Mantık diyor ki başlıktaki bu sorunun cevabı basit; Evet, Libya’daki kan kaybının durmasının vakti geldi. Ve her vicdan sahibi de bu acı verici kanamayı durdurmak için elinden geleni yapmalı. Ama bakalım daha önce benzeri görülmemiş şiddetli bir kargaşanın yaşandığı bu ülkede mantık kaldı mı? Sadece Libya’da da değil; her halkın zulme ve iradesini baltalama girişimlerine karşı ayaklanması halinde ortadan kalkacak tiranlığa maruz kalmış her toprakta. Bununla birlikte siyasi akımlarının yöneticilerinde olan vizyon belirsizliğine ek olarak çoğunun yalanları ve fırsatçılığı, bu ülkeyi doğudan esip batıdan vuran rüzgârların önüne katıyor. Kuzey ve güney de bu rüzgârın şerrinden kendini kurtaramıyor. Öyleyse bazı Libyalılar, despotlukla geçen bir zamana esef ederlerse veya Suriyeliler ve Iraklılar da ister ülke içinde şaşkın bir halde ister sürgün yerlerinde kederli olarak sesli bir şekilde onlara eşlik ederse bu acayip bir şey mi olur? Feleğin sillesini yiyenler, içinde bulundukları durumda kırılan hayallerinin arasından yükselen şu çıtırtı seslerini duysa bu garip bir şey mi: Vay, beni ağlatan zaman, işte buradayım ve ona ağlıyorum.

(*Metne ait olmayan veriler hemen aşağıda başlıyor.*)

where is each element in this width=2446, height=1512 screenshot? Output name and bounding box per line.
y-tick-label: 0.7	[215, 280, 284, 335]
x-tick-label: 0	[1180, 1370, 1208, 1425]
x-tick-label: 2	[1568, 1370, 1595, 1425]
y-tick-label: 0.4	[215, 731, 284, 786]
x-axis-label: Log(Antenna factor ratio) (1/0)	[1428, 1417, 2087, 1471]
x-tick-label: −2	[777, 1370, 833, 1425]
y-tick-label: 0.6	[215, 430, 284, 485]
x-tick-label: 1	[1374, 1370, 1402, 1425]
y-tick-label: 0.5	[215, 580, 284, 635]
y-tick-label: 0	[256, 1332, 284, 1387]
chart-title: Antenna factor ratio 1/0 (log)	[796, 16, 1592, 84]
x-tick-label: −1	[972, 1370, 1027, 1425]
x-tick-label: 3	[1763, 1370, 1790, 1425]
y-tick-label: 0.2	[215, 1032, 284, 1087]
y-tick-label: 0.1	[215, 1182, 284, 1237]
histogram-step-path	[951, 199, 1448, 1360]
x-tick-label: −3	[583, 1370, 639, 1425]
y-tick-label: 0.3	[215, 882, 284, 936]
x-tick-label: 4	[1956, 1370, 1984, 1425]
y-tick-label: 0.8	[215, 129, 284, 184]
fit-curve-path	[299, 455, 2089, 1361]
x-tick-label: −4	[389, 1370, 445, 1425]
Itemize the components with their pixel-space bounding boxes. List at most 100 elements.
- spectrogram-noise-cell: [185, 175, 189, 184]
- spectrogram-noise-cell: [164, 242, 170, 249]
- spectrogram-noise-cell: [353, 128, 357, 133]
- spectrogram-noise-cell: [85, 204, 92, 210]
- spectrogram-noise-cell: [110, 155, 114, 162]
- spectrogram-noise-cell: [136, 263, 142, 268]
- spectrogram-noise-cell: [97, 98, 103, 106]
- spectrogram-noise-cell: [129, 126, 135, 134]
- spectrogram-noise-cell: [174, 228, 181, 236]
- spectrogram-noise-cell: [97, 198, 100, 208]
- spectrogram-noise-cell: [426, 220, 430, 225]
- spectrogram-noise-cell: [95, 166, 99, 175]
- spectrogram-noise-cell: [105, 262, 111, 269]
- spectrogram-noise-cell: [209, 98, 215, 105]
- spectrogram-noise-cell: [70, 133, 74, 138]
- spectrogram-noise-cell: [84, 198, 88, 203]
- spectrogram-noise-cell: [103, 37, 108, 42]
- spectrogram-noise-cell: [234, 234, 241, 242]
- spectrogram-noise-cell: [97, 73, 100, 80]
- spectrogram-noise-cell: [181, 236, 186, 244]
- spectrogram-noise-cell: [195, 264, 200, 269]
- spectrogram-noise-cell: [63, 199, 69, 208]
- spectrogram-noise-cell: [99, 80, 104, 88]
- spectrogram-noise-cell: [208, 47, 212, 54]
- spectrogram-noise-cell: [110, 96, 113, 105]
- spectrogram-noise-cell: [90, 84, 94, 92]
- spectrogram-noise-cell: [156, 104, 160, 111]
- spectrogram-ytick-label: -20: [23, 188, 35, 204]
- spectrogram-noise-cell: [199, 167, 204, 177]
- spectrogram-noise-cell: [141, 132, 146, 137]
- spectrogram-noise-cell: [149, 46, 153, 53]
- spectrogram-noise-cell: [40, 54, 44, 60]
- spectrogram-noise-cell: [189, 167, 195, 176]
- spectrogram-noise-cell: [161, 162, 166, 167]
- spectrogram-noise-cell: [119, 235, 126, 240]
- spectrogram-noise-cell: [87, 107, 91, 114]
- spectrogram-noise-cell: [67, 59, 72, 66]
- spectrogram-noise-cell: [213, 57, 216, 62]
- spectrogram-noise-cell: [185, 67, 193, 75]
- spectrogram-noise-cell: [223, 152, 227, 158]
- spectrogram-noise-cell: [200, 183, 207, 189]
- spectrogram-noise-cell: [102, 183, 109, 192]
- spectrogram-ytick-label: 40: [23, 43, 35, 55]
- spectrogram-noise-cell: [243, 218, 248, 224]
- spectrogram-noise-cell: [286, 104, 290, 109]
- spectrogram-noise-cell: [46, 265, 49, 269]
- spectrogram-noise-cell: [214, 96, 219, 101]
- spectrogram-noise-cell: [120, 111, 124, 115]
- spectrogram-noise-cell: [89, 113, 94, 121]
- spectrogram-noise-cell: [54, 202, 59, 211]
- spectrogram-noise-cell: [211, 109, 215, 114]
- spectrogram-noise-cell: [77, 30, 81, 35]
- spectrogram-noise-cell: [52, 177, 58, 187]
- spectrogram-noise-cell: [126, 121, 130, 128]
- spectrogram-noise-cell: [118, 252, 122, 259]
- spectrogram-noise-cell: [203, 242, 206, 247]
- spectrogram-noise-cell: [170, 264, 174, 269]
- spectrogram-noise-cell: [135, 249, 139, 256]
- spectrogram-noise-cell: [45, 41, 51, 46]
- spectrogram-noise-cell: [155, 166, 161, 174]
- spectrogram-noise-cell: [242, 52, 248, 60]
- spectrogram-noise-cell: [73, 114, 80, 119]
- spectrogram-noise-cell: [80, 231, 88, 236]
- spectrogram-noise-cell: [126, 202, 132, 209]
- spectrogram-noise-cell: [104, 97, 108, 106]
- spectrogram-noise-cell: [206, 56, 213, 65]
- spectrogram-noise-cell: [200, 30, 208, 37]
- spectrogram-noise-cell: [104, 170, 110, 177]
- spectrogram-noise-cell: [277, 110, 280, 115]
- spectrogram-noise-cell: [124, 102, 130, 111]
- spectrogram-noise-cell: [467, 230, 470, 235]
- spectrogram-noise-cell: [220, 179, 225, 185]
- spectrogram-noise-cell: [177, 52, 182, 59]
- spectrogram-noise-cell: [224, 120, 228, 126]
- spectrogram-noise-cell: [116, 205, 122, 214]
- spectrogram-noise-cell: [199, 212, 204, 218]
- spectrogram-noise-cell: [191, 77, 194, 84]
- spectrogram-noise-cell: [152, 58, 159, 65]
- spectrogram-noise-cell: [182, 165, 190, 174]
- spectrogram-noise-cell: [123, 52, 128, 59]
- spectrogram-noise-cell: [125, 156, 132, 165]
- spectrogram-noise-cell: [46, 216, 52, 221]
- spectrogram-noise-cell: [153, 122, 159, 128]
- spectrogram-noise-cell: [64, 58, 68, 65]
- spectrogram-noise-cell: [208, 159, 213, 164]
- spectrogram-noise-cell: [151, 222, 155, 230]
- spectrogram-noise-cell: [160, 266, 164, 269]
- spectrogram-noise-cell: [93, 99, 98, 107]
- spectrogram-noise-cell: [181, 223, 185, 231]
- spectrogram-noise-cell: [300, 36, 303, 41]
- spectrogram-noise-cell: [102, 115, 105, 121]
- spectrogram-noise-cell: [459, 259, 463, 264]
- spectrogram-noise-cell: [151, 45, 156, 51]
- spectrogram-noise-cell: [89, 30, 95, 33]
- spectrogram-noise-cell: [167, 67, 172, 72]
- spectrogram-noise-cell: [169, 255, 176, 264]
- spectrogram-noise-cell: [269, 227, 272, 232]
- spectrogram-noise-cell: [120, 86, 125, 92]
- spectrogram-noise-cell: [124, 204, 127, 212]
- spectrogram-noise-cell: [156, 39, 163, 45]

Bu iki hal de ne garip ne acayip. Şimdi, burada Libya kanaması ile ne kastedildiğini açıklamakla işe başlamalı. Bu kan kaybı, kavgalı taraflar arasındaki son çatışmalarda akan kanlarla sınırlı değil. Toprağa Libyalıların kanını içirip bedenlerini yutturan şey, Kaddafi’nin Fatih Devrimi’nden ve rejiminin ağır toplarından kurtulmanın hemen ardından gerçekleşen 17 Şubat Hareketi’nin liderlerinin gerçekten sadık bir programa dayalı bir orta yol izleme noktasındaki başarısızlığıdır. Bu yolla diğerlerinden önce Libya’nın bugünü koparılmalı ve geleceği geliştirilmeliydi. Devletler veya kabileler hiçbir şekilde Libya’nın çıkarlarının önüne geçirilmemeliydi. Ancak bu gerçekleşmedi. Çünkü içeride kabile ve aşiret bağlılığı ile silahlanmış; dışarıda bölgesel ve uluslararası odaklara alenen sadakatle beslenen ‘ben’i sunma mantığının çarpıklığı, despot Muammer Kaddafi’nin Libya dışında da kurduğu iktidarından sonra ortamı ele geçiren güç oldu.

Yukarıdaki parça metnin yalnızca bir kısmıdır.